Scalings Pertaining to Current Sheet Disruption Mediated by the Plasmoid Instability

TL;DR

This paper derives and validates analytical scaling relations for the plasmoid instability in evolving current sheets, considering effects of reconnection outflow and different triggering scenarios, enhancing understanding of current sheet disruption.

Contribution

It introduces new scaling relations for plasmoid instability considering outflow effects and distinguishes between initial perturbation and system noise triggers.

Findings

Scaling relations include power-law and logarithmic factors.

Relations agree with previous models when outflow effects are neglected.

Numerical validation confirms the analytical predictions.

Abstract

Analytic scaling relations are derived for a phenomenological model of the plasmoid instability in an evolving current sheet, including the effects of reconnection outflow. Two scenarios are considered, where the plasmoid instability can be triggered either by an injected initial perturbation or by the natural noise of the system (here referred to as the system noise).
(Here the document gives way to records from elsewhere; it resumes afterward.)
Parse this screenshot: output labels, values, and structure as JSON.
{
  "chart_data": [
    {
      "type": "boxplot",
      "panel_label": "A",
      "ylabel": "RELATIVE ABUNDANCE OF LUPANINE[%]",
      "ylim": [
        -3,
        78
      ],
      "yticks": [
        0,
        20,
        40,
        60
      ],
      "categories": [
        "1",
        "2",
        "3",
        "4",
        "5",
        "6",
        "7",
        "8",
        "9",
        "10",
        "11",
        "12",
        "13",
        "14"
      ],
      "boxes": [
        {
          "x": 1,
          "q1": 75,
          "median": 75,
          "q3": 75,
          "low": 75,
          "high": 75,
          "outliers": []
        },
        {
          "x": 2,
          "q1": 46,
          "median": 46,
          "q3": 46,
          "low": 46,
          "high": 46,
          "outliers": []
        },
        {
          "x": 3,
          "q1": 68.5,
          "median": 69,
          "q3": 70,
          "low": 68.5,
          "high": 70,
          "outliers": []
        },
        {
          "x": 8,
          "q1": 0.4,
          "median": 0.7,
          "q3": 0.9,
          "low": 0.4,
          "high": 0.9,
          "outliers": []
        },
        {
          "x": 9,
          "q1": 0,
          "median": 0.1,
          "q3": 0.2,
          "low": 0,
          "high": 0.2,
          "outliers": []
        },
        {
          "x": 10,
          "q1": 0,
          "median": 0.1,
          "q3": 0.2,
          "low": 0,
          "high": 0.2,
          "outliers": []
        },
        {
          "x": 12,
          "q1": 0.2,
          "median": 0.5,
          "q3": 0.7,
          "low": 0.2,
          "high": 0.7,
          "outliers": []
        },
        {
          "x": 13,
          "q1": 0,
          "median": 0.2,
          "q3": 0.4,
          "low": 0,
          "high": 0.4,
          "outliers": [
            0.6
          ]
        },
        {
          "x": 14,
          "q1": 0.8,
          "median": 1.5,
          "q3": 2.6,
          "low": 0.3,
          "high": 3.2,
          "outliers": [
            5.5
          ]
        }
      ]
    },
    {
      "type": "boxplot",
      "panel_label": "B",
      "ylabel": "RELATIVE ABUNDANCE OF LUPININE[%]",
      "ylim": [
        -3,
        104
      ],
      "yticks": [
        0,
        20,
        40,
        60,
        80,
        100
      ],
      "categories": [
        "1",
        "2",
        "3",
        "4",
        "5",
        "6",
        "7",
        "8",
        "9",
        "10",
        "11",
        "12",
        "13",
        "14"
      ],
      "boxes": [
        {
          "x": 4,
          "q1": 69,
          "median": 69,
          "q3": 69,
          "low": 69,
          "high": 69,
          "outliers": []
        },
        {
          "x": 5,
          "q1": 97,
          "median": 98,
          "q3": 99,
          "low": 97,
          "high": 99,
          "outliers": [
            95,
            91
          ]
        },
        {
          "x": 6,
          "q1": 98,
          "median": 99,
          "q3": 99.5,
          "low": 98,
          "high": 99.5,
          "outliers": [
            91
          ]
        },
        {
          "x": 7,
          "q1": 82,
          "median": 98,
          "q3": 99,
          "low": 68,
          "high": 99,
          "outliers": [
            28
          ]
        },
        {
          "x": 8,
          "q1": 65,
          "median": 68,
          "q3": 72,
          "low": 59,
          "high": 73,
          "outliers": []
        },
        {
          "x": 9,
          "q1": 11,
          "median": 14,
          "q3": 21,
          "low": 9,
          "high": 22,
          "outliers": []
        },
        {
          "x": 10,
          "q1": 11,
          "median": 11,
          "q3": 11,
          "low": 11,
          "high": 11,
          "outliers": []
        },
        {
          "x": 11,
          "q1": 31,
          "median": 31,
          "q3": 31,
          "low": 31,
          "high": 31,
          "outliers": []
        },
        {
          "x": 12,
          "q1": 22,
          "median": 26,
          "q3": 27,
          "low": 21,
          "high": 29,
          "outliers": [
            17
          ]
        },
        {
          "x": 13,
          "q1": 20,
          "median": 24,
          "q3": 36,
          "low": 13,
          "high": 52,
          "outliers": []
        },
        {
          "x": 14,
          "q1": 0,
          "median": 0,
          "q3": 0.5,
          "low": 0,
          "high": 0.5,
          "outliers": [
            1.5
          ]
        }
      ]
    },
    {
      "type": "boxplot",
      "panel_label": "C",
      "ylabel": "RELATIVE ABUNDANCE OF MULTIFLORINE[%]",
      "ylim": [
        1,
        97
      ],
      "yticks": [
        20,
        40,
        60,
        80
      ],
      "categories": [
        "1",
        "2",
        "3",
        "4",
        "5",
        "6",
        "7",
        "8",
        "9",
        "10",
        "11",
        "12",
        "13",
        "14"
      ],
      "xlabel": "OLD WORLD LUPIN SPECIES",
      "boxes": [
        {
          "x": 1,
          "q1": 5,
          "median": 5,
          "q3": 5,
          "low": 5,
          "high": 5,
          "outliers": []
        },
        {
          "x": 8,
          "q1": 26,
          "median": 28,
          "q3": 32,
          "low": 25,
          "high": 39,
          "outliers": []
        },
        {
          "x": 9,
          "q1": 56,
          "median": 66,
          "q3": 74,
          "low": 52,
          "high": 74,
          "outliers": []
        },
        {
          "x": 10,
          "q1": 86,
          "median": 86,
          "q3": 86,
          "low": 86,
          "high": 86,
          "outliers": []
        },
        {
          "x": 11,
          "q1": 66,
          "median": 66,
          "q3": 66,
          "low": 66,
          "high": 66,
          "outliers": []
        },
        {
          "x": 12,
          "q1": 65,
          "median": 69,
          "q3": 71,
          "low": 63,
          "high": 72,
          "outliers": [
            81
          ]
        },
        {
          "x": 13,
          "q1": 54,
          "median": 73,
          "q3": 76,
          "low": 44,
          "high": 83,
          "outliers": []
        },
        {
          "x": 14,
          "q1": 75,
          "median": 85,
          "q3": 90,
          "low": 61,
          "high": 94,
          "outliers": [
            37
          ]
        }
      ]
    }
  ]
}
The two scenarios lead to different scaling relations because the initial noise decays when the linear growth of the plasmoid instability is not sufficiently fast to overcome the advection loss caused by the reconnection outflow, whereas the system noise represents the lowest level of fluctuations in the system. The leading order approximation for the current sheet width at disruption takes the form of a power-law multiplied by a logarithmic factor, and from that, the scaling relations for the wavenumber and the linear growth rate of the dominant mode are obtained. When the effects of the outflow are neglected, the scaling relations agree, up to the leading order approximation, with previously derived scaling relations based on a principle of least time. The analytic scaling relations are validated with numerical solutions of the model.